To build the second point arrays, lets call them Adjacents Arrays (AA) you could:
First coordinate will always build the first AA
To find adjacents you will cycle thru the master array and perform an "Adjacency Check" to every coordinate which would be: second x == ( first x-1, x or x+1) AND second y == ( first y-1, y or y+1), if it passes then pop/push, if not... next.
In case you finish cycling thru the master array means that AA is complete, and you have to start a new AA with the next coordinate.
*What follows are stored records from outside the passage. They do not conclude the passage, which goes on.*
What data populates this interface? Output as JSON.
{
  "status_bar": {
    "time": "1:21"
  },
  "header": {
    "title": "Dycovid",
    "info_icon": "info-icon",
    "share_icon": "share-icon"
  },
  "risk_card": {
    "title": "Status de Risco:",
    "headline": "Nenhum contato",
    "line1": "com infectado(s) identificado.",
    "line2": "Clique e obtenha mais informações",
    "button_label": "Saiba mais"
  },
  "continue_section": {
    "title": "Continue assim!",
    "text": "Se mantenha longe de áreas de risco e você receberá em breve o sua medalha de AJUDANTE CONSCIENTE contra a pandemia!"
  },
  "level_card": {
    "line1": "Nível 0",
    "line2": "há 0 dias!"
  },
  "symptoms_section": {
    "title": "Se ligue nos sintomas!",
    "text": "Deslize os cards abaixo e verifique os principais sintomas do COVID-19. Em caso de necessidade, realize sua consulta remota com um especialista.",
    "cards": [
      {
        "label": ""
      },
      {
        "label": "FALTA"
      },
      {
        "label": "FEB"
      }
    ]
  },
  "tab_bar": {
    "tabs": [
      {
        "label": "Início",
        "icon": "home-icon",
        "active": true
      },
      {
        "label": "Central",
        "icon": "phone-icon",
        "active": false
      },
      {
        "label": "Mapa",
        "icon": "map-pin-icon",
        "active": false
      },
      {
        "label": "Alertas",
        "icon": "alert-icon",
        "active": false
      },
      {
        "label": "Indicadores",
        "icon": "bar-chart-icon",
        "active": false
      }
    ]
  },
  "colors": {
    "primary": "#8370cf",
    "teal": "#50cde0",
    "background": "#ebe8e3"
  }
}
Repeat until master array is empty.
Then to create the unique-element-array is quite a simple cycle, i wrote a similar function that does something like that but it creates an array with the element and how many times it appears in the array (instances):
function uniqueCnt( ori) { // agroups and counts unique elements of an array, scrubs '' elements
var res = []; // resulting array, ori parameter stands for original array
for( let cntA = 0; cntA < ori.length; cntA++) {
for( cntB = 0; cntB < res.length; cntB += 2) if( ori[cntA] == res[cntB]) { res[cntB + 1]++; break; } // if it matches means it's another instance then increase that element count
if( cntB == res.length && ori[cntA] != '') res.push( ori[cntA], 1); // New element found then push it and start count
}
return res; // returns the agrouped array 0:element 1:instances...
}
If you don't want a count of instances, then you would need an even simpler function, you could try modify this one.